Repository files navigation

B_factor_codes_repository

The published paper for this code can be found here: https://www.cell.com/patterns/pdf/S2666-3899(23)00160-5.pdf

We have converted the data from PDB to input (x) and output (y) file. Using the link below, .npy files can be downloaded and directly be used to run the training and testing codes.

.npy file link: https://drive.google.com/drive/folders/1uNgl5bi6Wc7Np_BN3PkVGyqr4U6pNTng?usp=share_link

The one-hot encoding for amino acids is generated based on the following sequence:

['A', 'V', 'F', 'I', 'L','D','E','K','S','T','Y','C','N','Q', 'P','M', 'R', 'H', 'W', 'G', 'X']

Training files:

  1. Training_35.py : Code which uses all features
  2. Training_35_only_primary_seq.py: Code which uses only primary sequence

Test files:

  1. test_all_features.ipynb: Code which uses all features
  2. test_only_primary_Sequence.ipynb: Code which uses only primary sequence

Checkpoint:

We have provided a model checkpoint in a folder named "checkpoint".
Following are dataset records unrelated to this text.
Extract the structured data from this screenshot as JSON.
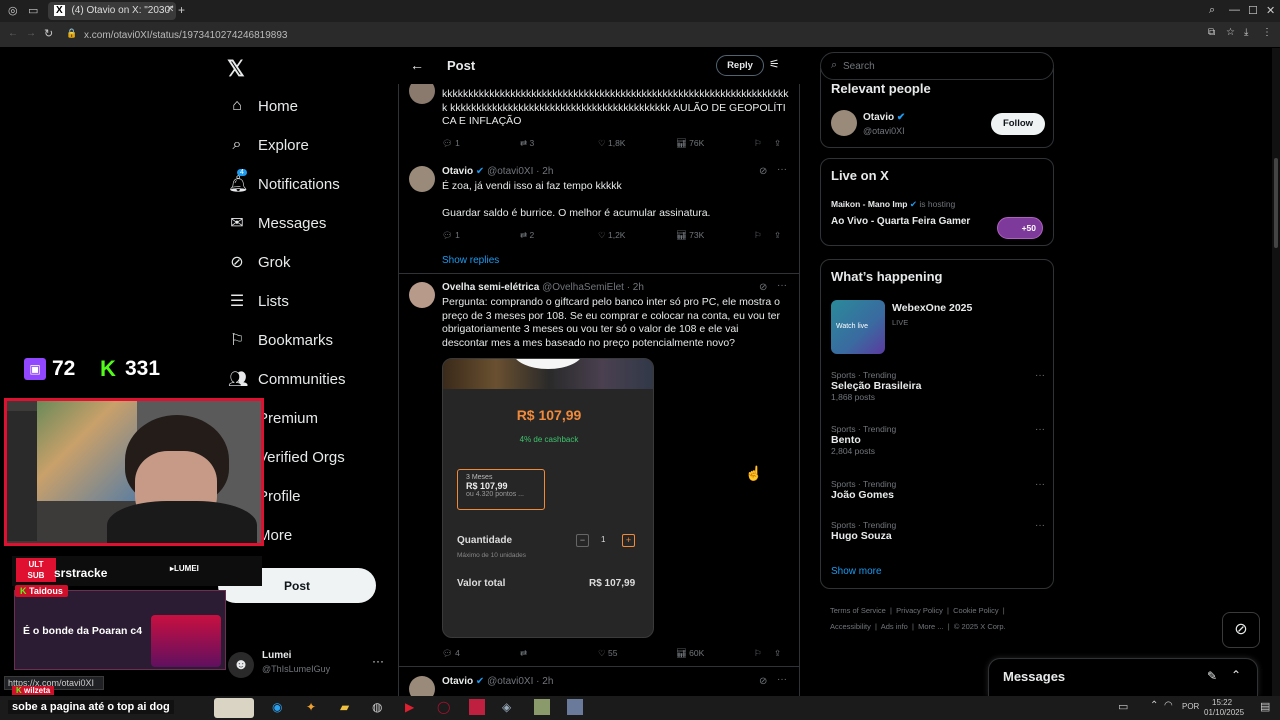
{
  "browser": {
    "tab_title": "(4) Otavio on X: \"2030\"",
    "url": "x.com/otavi0XI/status/1973410274246819893",
    "status_url": "https://x.com/otavi0XI"
  },
  "nav": {
    "items": [
      {
        "label": "Home"
      },
      {
        "label": "Explore"
      },
      {
        "label": "Notifications",
        "badge": "4"
      },
      {
        "label": "Messages"
      },
      {
        "label": "Grok"
      },
      {
        "label": "Lists"
      },
      {
        "label": "Bookmarks"
      },
      {
        "label": "Communities"
      },
      {
        "label": "Premium"
      },
      {
        "label": "Verified Orgs"
      },
      {
        "label": "Profile"
      },
      {
        "label": "More"
      }
    ],
    "post_button": "Post",
    "account": {
      "name": "Lumei",
      "handle": "@ThIsLumeIGuy"
    }
  },
  "post_header": {
    "title": "Post",
    "reply_button": "Reply"
  },
  "tweets": [
    {
      "text": "kkkkkkkkkkkkkkkkkkkkkkkkkkkkkkkkkkkkkkkkkkkkkkkkkkkkkkkkkkkkkkkkkkk kkkkkkkkkkkkkkkkkkkkkkkkkkkkkkkkkkkkkkkkkk AULÃO DE GEOPOLÍTICA E INFLAÇÃO",
      "replies": "1",
      "reposts": "3",
      "likes": "1,8K",
      "views": "76K"
    },
    {
      "name": "Otavio",
      "handle": "@otavi0XI",
      "time": "· 2h",
      "text1": "É zoa, já vendi isso ai faz tempo kkkkk",
      "text2": "Guardar saldo é burrice. O melhor é acumular assinatura.",
      "replies": "1",
      "reposts": "2",
      "likes": "1,2K",
      "views": "73K",
      "show_replies": "Show replies"
    },
    {
      "name": "Ovelha semi-elétrica",
      "handle": "@OvelhaSemiElet",
      "time": "· 2h",
      "text": "Pergunta: comprando o giftcard pelo banco inter só pro PC, ele mostra o preço de 3 meses por 108. Se eu comprar e colocar na conta, eu vou ter obrigatoriamente 3 meses ou vou ter só o valor de 108 e ele vai descontar mes a mes baseado no preço potencialmente novo?",
      "replies": "4",
      "reposts": "",
      "likes": "55",
      "views": "60K",
      "card": {
        "price": "R$ 107,99",
        "cashback": "4% de cashback",
        "option_title": "3 Meses",
        "option_price": "R$ 107,99",
        "option_points": "ou 4.320 pontos ...",
        "qty_label": "Quantidade",
        "qty_hint": "Máximo de 10 unidades",
        "qty_value": "1",
        "qty_minus": "−",
        "qty_plus": "+",
        "total_label": "Valor total",
        "total_value": "R$ 107,99"
      }
    },
    {
      "name": "Otavio",
      "handle": "@otavi0XI",
      "time": "· 2h"
    }
  ],
  "right": {
    "search_placeholder": "Search",
    "relevant": {
      "title": "Relevant people",
      "name": "Otavio",
      "handle": "@otavi0XI",
      "follow": "Follow"
    },
    "live": {
      "title": "Live on X",
      "host": "Maikon - Mano Imp",
      "hosting": "is hosting",
      "stream": "Ao Vivo - Quarta Feira Gamer",
      "count": "+50"
    },
    "happening": {
      "title": "What’s happening",
      "event_name": "WebexOne 2025",
      "event_status": "LIVE",
      "event_thumb": "Watch live",
      "trends": [
        {
          "meta": "Sports · Trending",
          "name": "Seleção Brasileira",
          "posts": "1,868 posts"
        },
        {
          "meta": "Sports · Trending",
          "name": "Bento",
          "posts": "2,804 posts"
        },
        {
          "meta": "Sports · Trending",
          "name": "João Gomes",
          "posts": ""
        },
        {
          "meta": "Sports · Trending",
          "name": "Hugo Souza",
          "posts": ""
        }
      ],
      "show_more": "Show more"
    },
    "footer": [
      "Terms of Service",
      "Privacy Policy",
      "Cookie Policy",
      "Accessibility",
      "Ads info",
      "More ...",
      "© 2025 X Corp."
    ],
    "messages_label": "Messages"
  },
  "stream_overlay": {
    "twitch_count": "72",
    "kick_count": "331",
    "ult_sub_user": "srstracke",
    "chat_user": "Taidous",
    "chat_text": "É o bonde da Poaran c4",
    "lower_user": "wilzeta",
    "ticker": "sobe a pagina até o top ai dog"
  },
  "taskbar": {
    "lang": "POR",
    "time": "15:22",
    "date": "01/10/2025"
  }
}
  • b_factor_all_features.pth: checkpoint when all the features are used.
  • b_factor_model.pth: checkpoint when only the primary sequence is used as a feature.

NOTE:

  1. Before running any code, please check all the paths
  2. First run the training code to get the optimized model. Then use the optimized model in the test code.